No vizinho Mali, há dois locais de contingência. O plano de 2015 do Africom lista propostas de CLs em Gao e na capital do Mali, Bamako. O mapa de 2018 também aponta a existência de um CSL na capital do Chade, N’Djamena, um local onde os EUA começaram a utilizar drones no início desta década; também é o quartel-general de um Elemento de Controlo e Comando de Operações Especiais, que coordena um batalhão de elite. Outro local de contingência não-identificado no Chade poderá estar em Faya Largeau, um CL mencionado no plano de 2015 do Africom.
No Gabão, um local de segurança cooperativa existe em Libreville. No ano passado, tropas dos EUA promoveram um exercício na região para testar a sua capacidade para transformar o CSL de Libreville num posto de comando avançado, de maneira a facilitar o movimento de um grande número de soldados. Um CSL também pode ser encontrado em Acra, Gana, e outro CSL está localizado num pequeno complexo na Base Aérea Capitão Andalla Cissé em Dakar, no Senegal. “Este local é muito importante para nós porque ajuda a mitigar questões de tempo e espaço num continente do tamanho de África”, disse o comandante Waldhauser numa visita à capital senegalesa no início de 2018.
Apenas uma base fica no sul do continente, um CSL na capital de Botswana, Gaborone, que é mantida pelo Exército.

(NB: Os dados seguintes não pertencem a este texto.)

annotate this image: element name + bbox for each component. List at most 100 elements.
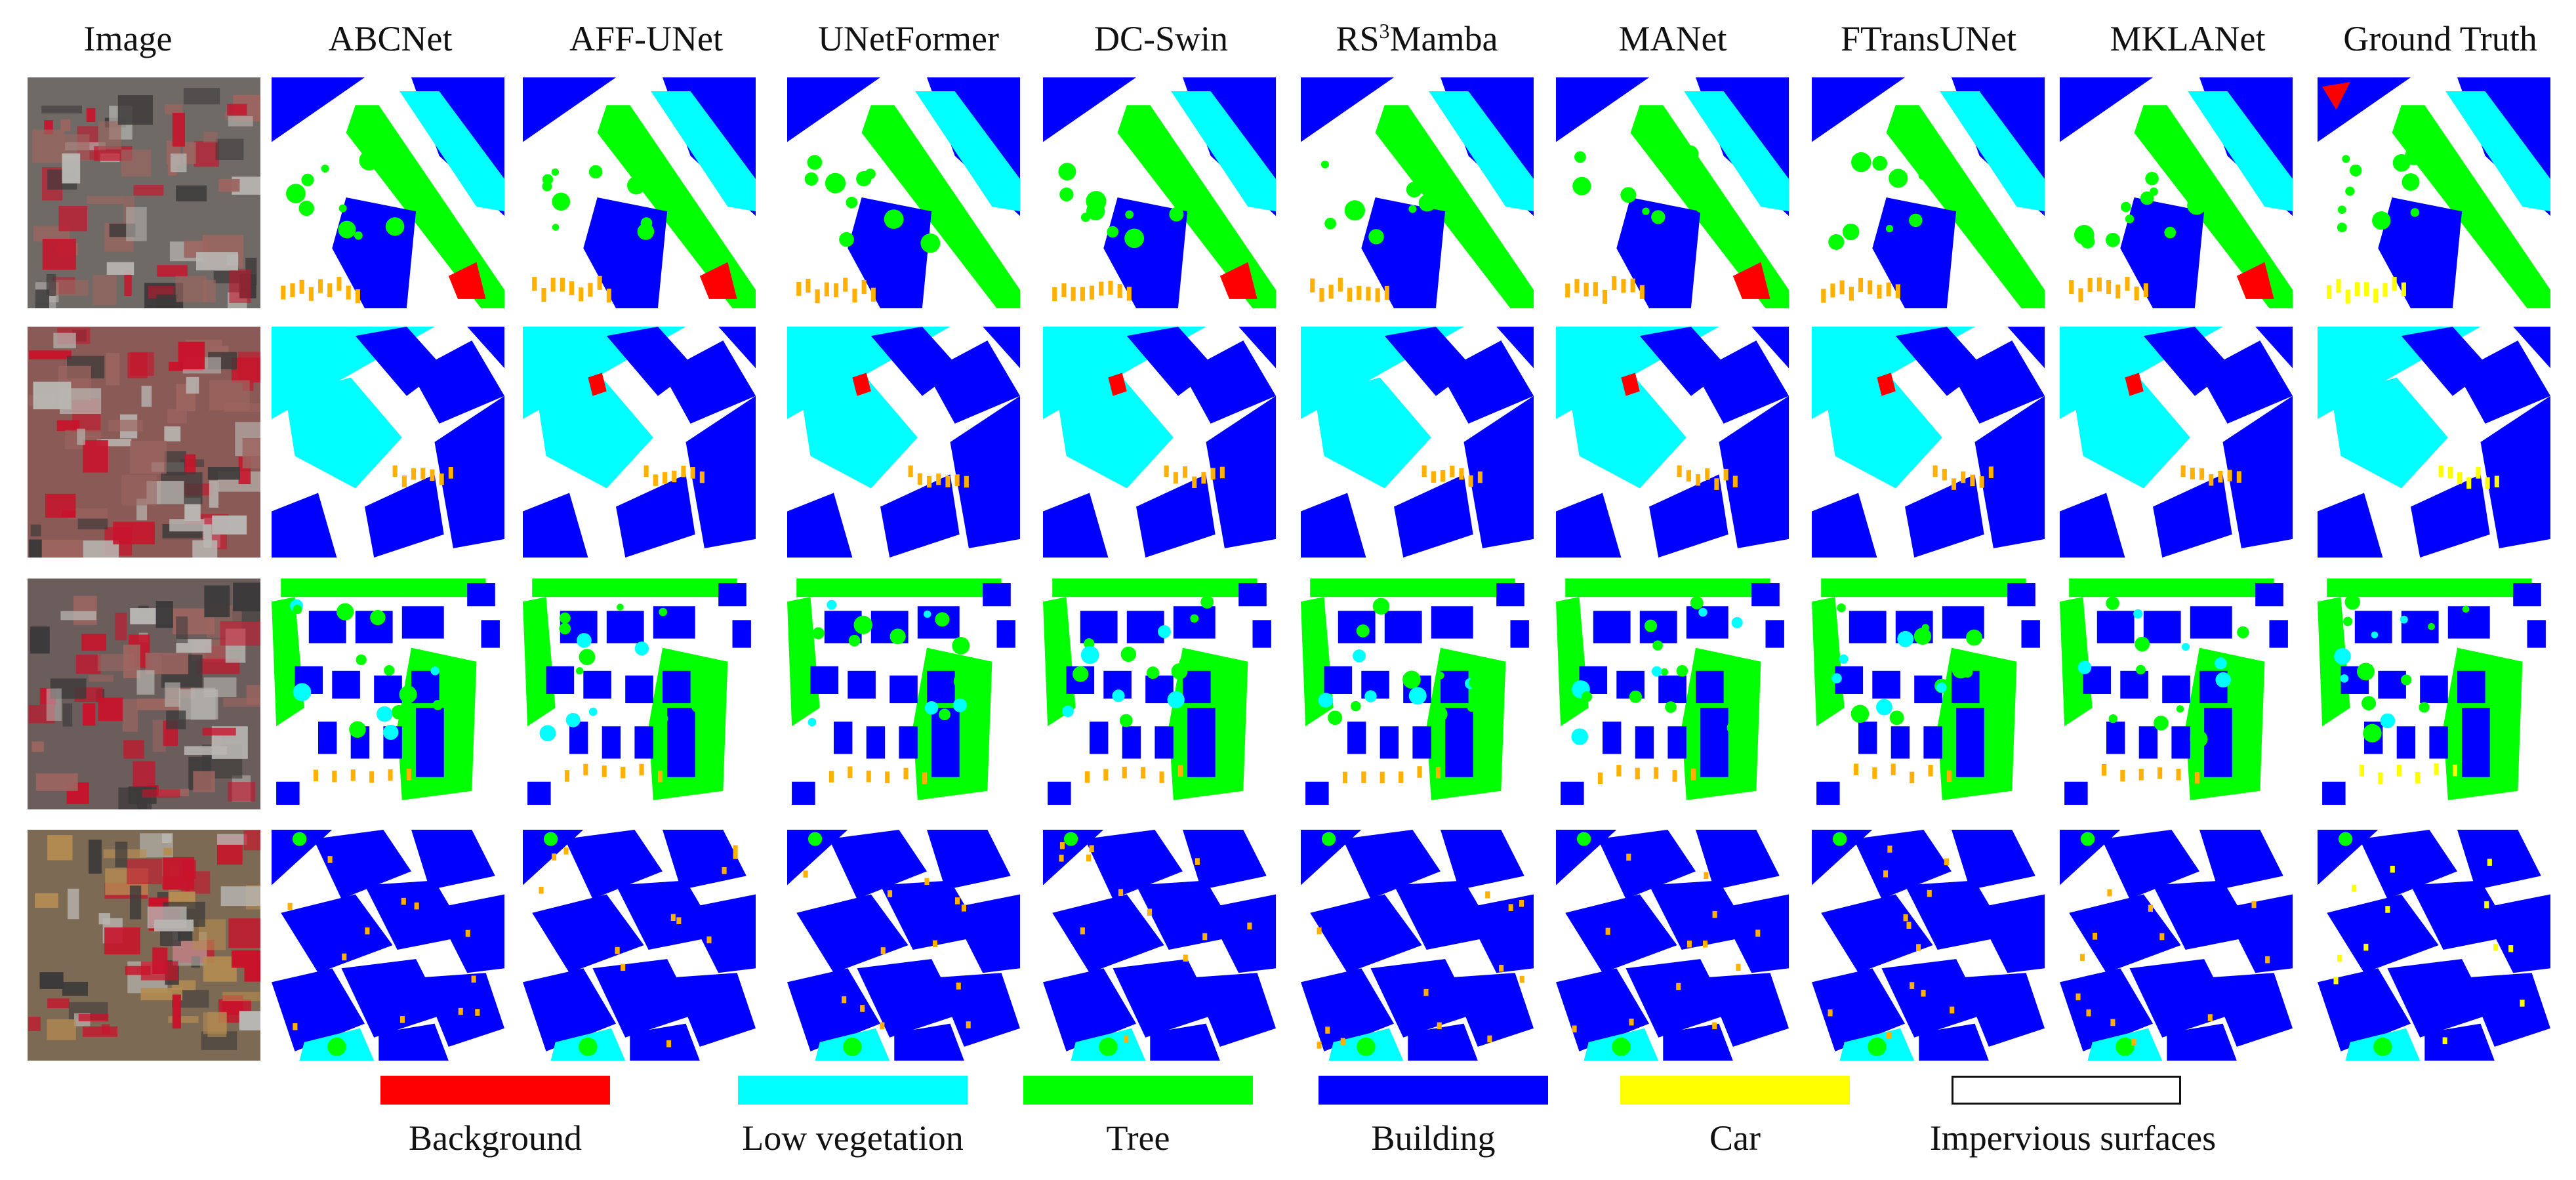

Ao norte, o CSL Entebbe, no Uganda, tem sido uma base aérea importante há muito tempo para as forças norte-americanas em África, servindo como uma central para aeronaves de vigilância. Também foi importante para a Operação Oaken Steel, uma rápida mobilização de tropas ocorrida em Julho de 2016 para resgatar equipas norte-americanas depois de se terem iniciado conflitos perto da Embaixada Americana em Juba, no Sudão do Sul.
“Aumentámos o poder de fogo”
Em Maio, respondendo a perguntas sobre as medidas tomadas após a emboscada de Outubro de 2017 no Níger, Waldhauser falou em fortalecer a actuação dos EUA no continente. “Eu não vou entrar em detalhes, mas nós aumentámos o poder de fogo, aumentámos a capacidade de vigilância, inteligência e reconhecimento, e melhorámos os nossos tempos de resposta”, disse o comandante.
Esse poder de fogo inclui drones. “Estamos a armar-nos no Níger, e vamos usar esse reforço conforme necessário”, afirmou Waldhauser em meados de 2018, fazendo referência à presença de aeronaves pilotadas remotamente, agora baseadas na região.
O Africom não respondeu aos vários pedidos para uma entrevista com Waldhauser.
Após meses de relatos segundo os quais o Departamento de Defesa estava a considerar uma grande redução nas forças de Operações Especiais em África, além do encerramento de postos militares na Tunísia, Camarões, Líbia e Quénia, o Pentágono agora diz que menos de 10% dos 7200 militares do Africom serão retirados nos próximos anos, e que nenhuma base será fechada por conta disso. De facto, a construção de bases nos EUA vive um boom. Auburn Davis, porta-voz da Air Forces Africa, disse que a Força Aérea recentemente completou 21 projetos no Quénia, Tunísia, Níger e Djibuti, e ainda tem sete outros em andamento no Níger e em Djibuti.
“A proliferação de bases no Sahel, na Líbia e no Corno de África sugere que as missões antiterrorismo do Africom nessas regiões do continente vão continuar indefinidamente”, disse Adam Moore, da UCLA. Horas após Moore tecer estes comentários, o Pentágono anunciou que seis empresas haviam sido seleccionadas para um contrato de até cinco anos e 240 milhões de dólares para projectar e construir instalações navais em África, começando pelo prolongamento da pista no Camp Lemmonier, em Djibuti.